On the contrary, any politician, today, who is contending for power may lose credibility if he/she demands an apology from the PNC for bad government and not do likewise for the PPP.
I have spoken to many top PNC leaders, including Hamilton Green (though he is not in the PNC’s hierarchy), about the “apology dilemma” and it is no longer an issue. They are adamant about it. We have a reverse situation in Guyanese politics today in which most PNC leaders want the PPP to apologise to the nation over what they see as the worst form of undemocratic power a government has practised in Guyana’s history.
From speaking to these people, it is clear to me that the “apology complex” is a dead affair. Enter Van West Charles. Is he going to put back the “apology nuance” on the front-burner or it is a thing of the past for him?
It is difficult to see Charles going to African constituencies and talking to PNC groups and getting a warm reception when he is quoted in the press as saying that PNC executives and mandarins should show remorse over how Burnham governed Guyana. I cannot see Dr. Charles going that route. Not after the massive shadow of shame that hangs over the canopy of the PPP.
The question remains as to how Charles will design his responses. There will be “nuff” inquiries (some of which will come from this writer if I ever meet with Charles or attend his public lectures).

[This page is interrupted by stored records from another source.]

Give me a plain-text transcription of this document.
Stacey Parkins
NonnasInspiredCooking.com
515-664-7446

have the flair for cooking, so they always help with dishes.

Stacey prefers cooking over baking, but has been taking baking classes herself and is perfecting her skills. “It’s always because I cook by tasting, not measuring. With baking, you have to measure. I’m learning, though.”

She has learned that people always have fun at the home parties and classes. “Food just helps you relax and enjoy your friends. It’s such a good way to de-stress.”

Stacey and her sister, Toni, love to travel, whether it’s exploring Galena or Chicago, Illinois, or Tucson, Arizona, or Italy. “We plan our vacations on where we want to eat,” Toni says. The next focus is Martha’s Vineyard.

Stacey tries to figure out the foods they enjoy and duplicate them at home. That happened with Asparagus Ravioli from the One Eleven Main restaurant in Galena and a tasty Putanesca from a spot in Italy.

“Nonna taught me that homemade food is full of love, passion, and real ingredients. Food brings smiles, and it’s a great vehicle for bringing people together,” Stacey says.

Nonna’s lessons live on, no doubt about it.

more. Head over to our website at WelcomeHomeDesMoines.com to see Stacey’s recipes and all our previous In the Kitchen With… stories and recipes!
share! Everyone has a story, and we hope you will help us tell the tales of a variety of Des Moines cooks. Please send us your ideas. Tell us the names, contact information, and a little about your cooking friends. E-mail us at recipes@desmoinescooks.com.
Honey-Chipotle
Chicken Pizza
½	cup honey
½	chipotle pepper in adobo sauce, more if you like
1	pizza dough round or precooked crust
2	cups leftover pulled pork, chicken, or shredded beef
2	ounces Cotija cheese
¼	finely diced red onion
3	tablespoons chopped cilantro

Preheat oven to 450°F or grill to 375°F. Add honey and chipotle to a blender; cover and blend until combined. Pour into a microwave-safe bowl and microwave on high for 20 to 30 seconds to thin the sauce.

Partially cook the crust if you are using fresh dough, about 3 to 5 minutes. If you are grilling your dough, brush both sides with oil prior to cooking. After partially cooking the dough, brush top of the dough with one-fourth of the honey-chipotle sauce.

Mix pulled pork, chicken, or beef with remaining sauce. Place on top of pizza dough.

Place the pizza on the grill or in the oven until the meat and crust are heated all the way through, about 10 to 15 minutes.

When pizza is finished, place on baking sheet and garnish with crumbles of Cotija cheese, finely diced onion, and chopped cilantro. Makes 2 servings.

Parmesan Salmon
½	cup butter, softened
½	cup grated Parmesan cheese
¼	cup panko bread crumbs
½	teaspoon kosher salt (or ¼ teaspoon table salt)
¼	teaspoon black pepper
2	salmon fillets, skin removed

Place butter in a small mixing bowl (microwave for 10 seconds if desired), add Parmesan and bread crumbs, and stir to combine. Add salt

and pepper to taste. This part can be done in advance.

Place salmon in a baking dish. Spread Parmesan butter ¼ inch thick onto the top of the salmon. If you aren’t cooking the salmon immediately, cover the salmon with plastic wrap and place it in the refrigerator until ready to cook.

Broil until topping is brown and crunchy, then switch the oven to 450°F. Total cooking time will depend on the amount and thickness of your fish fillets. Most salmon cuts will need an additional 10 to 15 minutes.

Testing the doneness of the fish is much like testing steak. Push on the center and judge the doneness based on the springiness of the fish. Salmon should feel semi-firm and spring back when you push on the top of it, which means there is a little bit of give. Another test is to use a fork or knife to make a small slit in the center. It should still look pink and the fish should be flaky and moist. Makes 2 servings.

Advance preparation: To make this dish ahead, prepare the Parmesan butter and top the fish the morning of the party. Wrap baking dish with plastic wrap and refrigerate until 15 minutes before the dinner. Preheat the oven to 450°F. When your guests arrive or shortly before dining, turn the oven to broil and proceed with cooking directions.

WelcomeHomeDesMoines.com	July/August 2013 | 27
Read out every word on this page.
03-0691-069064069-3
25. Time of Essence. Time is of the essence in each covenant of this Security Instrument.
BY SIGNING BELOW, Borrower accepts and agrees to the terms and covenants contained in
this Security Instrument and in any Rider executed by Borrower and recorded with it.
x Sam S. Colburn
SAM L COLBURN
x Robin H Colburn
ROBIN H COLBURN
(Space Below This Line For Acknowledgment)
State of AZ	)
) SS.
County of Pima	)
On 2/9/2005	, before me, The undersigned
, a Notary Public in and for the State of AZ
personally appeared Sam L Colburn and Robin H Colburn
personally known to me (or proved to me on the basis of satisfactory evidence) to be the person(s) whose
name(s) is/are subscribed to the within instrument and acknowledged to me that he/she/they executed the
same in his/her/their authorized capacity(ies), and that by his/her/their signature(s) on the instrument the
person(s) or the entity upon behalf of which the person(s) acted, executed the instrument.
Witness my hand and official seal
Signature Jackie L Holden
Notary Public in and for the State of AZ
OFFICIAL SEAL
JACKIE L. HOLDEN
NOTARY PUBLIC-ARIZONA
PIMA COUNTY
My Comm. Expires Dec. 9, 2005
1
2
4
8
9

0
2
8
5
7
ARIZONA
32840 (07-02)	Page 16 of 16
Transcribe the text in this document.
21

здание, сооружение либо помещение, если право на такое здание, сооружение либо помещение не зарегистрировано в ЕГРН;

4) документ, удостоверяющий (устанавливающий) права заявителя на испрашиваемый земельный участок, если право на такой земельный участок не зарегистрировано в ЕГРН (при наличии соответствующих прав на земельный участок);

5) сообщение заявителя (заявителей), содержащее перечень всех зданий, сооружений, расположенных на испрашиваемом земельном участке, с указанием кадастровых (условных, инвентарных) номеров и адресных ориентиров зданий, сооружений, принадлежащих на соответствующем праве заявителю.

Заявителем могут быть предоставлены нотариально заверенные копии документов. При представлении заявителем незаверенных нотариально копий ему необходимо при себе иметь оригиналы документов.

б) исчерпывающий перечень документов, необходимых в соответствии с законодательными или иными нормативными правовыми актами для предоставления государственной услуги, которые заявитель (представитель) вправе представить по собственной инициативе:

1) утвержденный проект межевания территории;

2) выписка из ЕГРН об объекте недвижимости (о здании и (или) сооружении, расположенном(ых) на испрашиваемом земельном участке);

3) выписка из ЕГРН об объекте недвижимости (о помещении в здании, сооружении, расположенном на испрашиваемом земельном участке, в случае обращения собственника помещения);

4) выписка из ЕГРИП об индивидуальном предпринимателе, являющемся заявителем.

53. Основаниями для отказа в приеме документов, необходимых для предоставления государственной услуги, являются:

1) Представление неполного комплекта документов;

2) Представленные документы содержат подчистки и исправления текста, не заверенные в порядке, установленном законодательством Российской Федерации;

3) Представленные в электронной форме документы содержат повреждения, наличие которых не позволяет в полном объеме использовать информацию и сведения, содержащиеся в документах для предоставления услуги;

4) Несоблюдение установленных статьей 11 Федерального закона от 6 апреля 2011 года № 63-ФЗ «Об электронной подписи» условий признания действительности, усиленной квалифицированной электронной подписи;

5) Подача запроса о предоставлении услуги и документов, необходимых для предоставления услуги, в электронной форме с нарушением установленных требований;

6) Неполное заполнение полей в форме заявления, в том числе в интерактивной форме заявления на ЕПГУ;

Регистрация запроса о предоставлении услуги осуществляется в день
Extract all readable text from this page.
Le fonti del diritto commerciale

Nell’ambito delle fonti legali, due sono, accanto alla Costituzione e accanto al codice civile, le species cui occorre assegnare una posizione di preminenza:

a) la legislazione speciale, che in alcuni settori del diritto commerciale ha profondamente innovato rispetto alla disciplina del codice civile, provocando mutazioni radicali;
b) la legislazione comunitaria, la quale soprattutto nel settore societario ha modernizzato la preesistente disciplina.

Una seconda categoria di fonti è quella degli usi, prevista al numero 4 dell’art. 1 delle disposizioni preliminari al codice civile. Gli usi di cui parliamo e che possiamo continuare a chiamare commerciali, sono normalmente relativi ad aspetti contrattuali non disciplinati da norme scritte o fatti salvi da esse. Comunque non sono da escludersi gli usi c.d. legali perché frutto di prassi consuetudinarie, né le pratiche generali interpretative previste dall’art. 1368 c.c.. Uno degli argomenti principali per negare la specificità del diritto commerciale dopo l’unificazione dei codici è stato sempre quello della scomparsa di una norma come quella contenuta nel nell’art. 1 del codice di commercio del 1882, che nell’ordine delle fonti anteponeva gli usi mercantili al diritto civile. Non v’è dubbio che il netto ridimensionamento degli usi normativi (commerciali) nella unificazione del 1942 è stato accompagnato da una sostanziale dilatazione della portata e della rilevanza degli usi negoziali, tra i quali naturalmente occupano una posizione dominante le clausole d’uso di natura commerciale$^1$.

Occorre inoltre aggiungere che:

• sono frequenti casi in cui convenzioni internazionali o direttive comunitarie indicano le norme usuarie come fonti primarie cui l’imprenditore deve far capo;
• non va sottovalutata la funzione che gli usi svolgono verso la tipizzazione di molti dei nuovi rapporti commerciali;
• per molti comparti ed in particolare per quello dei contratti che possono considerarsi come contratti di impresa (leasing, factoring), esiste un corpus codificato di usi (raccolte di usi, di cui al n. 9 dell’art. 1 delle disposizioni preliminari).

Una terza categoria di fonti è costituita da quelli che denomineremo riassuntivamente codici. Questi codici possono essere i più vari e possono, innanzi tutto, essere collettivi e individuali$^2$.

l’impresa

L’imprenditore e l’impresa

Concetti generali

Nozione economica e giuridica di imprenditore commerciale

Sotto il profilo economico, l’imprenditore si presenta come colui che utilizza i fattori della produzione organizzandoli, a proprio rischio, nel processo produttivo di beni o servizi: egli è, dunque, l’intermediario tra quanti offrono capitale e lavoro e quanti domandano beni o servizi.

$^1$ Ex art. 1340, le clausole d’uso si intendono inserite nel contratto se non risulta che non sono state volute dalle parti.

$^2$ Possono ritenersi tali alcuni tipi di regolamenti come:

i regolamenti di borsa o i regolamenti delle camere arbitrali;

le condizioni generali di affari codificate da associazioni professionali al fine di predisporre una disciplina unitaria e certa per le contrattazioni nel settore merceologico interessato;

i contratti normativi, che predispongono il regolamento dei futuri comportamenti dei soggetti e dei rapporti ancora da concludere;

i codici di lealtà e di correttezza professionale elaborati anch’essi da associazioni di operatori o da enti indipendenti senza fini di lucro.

What we can anticipate is that Charles will not be short of research materials to adequately frame his answers to achieve plausibility. If Charles has done his homework, his credibility will remain intact when he enters the debate circuit. Three angles are common among PNC detractors. One is that Burnham was a dictator.
Charles will probably demand the instances. If given, will he offer parallel instances in the PPP Government? He should not be lost for facts in this area. “Paramountcy of the party doctrine” will be thrown at Charles.
One hopes that Charles is aware that in the recent announcement of three new Permanent Secretaries, one is the brother of a key PPP executive and the brother of a senior Minister only that the last name is different. So will Charles retort that there is still paramountcy and will he offer examples?
Thirdly, what expression will be on Charles’s face when told that the Burnham Government was corrupt? We anticipate that Charles will laugh and heartily so. Because he knows that when it comes to that turf, he will be invincible. Anyone will. Corruption is out of control.